Berkat teori ini, pada 1992 Habibie diganjar penghargaan Von Karman Award. Sebuah perhargaan bergengsi di bidang teknologi yang sama prestiusnya dengan Hadiah Nobel. Selain itu, menurut Susanto Sastroredja dalam Jangan Pernah Berhenti (Jadi) Habibie (2018:41-43), Habibie juga tercatat memiliki 46 paten di bidang auronetika di sejumlah perusahaan dan badan penerbangan raksasa dunia seperti Airbus, Boeing, Nasa (Design prototype DO-31), dan perusahaan penerbangan terkemuka lainnya.

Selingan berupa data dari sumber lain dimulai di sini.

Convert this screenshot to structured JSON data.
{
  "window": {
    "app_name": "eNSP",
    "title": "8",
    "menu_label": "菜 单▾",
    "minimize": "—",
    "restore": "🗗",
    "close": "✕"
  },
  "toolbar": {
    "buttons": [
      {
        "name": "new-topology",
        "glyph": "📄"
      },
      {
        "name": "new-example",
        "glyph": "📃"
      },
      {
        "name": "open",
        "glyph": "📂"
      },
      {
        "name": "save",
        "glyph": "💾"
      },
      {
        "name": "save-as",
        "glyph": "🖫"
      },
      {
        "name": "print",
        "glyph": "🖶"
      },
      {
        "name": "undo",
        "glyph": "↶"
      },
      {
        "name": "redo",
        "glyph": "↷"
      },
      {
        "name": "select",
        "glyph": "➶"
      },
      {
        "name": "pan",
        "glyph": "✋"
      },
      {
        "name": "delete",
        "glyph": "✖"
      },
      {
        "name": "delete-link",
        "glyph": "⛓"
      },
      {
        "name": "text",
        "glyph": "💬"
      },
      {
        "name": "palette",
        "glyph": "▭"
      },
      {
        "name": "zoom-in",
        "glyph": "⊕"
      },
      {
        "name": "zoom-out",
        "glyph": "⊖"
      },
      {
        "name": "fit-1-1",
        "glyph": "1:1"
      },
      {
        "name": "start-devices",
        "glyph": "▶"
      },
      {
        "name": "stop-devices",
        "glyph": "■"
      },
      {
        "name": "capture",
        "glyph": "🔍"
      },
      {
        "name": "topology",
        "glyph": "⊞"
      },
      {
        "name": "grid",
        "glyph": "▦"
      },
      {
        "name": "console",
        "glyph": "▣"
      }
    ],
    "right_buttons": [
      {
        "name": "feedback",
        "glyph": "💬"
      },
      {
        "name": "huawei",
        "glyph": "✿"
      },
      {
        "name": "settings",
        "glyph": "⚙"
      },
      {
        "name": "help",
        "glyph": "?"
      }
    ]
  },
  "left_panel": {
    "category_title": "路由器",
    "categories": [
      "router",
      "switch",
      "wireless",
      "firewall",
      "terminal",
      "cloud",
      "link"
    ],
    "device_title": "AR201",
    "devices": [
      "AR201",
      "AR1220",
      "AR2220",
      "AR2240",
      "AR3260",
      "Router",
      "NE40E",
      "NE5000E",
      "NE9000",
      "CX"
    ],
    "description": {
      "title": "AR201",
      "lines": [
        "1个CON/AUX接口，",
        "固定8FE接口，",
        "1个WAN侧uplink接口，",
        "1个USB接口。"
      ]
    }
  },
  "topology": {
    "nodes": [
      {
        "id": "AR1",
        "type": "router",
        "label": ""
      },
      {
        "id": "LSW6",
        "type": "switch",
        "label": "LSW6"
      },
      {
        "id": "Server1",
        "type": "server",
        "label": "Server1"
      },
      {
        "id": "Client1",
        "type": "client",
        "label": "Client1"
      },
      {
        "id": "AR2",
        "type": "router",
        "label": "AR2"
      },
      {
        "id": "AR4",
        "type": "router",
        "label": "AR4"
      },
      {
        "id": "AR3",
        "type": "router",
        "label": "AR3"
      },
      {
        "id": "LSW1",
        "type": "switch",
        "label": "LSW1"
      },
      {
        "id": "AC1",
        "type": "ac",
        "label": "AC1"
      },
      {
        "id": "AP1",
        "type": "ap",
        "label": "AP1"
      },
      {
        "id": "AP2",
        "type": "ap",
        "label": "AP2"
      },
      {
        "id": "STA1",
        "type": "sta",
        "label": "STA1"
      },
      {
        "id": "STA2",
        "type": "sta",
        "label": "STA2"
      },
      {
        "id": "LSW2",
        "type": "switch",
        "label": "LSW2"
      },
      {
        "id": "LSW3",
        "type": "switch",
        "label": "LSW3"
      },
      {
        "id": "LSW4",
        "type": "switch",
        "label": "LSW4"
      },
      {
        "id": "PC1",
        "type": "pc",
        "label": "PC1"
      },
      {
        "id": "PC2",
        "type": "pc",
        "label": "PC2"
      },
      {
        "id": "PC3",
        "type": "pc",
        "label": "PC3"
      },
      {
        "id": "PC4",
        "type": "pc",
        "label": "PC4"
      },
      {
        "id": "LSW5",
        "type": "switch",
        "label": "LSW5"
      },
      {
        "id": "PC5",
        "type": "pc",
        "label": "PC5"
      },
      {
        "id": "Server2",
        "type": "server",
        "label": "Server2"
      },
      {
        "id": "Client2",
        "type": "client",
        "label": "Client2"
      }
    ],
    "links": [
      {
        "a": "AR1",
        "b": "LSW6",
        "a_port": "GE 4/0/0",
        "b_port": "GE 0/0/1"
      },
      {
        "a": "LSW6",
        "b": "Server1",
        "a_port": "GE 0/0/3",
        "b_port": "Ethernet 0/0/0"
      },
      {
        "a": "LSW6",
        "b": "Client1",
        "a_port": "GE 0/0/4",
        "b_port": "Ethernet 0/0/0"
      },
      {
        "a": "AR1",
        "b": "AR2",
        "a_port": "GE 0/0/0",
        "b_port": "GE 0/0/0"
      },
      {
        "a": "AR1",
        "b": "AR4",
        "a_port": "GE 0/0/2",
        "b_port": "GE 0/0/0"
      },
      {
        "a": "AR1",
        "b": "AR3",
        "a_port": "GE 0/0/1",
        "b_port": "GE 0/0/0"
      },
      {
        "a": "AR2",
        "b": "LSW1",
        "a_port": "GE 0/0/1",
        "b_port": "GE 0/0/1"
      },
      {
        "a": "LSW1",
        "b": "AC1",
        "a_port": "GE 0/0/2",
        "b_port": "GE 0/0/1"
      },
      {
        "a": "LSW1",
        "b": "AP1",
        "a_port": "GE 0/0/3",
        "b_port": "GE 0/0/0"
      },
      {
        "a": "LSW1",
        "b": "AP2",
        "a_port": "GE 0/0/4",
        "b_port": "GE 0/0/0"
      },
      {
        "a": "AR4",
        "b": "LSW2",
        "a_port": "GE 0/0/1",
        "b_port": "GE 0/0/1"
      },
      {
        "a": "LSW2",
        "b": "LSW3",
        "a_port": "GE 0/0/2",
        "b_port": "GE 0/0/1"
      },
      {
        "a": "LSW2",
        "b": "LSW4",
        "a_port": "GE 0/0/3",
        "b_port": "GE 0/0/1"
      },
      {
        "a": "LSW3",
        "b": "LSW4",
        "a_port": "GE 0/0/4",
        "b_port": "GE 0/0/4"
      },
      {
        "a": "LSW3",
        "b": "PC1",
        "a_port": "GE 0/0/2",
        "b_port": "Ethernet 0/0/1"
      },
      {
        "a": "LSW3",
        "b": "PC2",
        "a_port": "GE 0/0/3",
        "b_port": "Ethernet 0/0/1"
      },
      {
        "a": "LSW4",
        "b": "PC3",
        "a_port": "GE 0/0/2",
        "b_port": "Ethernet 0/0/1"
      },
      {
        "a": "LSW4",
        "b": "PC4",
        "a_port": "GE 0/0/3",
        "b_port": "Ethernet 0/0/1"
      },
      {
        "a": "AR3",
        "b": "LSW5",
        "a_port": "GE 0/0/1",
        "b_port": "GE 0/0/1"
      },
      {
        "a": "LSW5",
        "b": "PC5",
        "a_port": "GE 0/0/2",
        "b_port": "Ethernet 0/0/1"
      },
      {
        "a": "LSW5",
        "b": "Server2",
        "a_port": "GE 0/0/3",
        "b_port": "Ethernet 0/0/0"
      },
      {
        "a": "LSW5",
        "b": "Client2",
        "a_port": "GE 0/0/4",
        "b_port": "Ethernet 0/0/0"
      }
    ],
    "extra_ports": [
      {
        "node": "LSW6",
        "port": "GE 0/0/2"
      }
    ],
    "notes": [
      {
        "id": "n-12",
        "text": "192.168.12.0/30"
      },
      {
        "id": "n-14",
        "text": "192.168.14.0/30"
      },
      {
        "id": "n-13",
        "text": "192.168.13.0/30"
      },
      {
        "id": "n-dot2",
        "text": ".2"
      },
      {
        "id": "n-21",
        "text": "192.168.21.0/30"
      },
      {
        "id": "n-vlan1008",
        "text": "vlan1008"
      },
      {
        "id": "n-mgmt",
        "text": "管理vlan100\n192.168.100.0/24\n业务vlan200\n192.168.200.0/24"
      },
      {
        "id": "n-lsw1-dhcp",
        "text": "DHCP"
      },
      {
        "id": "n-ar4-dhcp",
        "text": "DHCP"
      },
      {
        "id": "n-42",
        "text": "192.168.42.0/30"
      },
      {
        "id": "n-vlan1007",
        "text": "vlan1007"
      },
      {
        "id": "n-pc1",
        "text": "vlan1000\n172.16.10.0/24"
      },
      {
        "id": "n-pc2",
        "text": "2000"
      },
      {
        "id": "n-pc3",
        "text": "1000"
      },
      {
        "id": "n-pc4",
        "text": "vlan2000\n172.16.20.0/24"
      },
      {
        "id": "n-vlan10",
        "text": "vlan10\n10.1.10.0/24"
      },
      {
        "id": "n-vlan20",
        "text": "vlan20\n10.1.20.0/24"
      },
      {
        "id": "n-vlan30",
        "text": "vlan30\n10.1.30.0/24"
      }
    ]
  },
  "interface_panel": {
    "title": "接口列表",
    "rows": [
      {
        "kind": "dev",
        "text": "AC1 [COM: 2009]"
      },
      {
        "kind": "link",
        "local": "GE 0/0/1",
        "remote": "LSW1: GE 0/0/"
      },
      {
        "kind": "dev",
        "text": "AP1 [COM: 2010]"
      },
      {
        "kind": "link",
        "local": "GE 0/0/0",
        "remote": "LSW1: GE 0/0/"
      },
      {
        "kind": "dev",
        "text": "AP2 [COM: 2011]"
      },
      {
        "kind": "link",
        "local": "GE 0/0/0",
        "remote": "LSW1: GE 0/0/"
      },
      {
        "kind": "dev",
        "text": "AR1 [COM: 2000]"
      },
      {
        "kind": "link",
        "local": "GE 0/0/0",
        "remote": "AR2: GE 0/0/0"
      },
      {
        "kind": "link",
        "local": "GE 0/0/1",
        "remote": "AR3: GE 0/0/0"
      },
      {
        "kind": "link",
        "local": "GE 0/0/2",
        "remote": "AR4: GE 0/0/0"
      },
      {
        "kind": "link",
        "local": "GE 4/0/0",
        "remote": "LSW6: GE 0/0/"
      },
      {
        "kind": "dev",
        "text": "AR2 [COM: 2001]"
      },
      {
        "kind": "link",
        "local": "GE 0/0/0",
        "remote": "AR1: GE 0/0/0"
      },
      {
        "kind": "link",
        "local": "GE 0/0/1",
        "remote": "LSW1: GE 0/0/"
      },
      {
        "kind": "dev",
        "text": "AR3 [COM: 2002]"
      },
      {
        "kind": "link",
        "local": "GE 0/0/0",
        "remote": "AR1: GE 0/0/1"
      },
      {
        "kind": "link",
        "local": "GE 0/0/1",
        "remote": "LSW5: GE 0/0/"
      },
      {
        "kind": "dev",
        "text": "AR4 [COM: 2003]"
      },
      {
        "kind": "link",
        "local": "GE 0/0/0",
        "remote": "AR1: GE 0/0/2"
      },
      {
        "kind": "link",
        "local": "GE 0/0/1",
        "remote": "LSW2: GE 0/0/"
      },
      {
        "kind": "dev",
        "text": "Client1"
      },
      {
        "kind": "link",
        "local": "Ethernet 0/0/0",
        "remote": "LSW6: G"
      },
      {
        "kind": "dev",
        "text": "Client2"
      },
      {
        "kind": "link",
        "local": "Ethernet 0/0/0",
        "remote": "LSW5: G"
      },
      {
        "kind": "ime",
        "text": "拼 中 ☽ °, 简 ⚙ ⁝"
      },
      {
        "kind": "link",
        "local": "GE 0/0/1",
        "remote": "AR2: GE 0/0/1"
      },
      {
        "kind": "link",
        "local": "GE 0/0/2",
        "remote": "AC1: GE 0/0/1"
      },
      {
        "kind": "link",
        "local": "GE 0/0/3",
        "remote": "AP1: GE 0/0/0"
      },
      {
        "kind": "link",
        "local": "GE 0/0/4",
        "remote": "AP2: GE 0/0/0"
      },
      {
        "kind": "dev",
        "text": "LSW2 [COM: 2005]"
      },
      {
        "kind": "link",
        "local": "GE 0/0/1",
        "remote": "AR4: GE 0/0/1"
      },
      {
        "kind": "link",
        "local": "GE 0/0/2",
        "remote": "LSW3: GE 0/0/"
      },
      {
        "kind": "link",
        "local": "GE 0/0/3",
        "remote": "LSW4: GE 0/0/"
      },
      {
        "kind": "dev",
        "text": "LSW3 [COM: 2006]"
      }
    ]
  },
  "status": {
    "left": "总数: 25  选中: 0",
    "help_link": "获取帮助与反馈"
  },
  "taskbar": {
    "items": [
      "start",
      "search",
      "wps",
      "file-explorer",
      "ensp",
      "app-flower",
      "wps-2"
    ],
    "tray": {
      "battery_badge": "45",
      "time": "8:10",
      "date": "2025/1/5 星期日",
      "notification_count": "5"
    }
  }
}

Habibie mengembuskan napas terakhirnya pada 11 September 2019, tepat hari ini dua tahun lalu di usianya yang ke-83 tahun. Meski pesawat N250 Gatotkaca gagal diproduksi massal karena Indonesia tertimpa krisis moneter tahun 1998, namun ia akan selalu dikenang sebagai bapak teknologi Indonesia.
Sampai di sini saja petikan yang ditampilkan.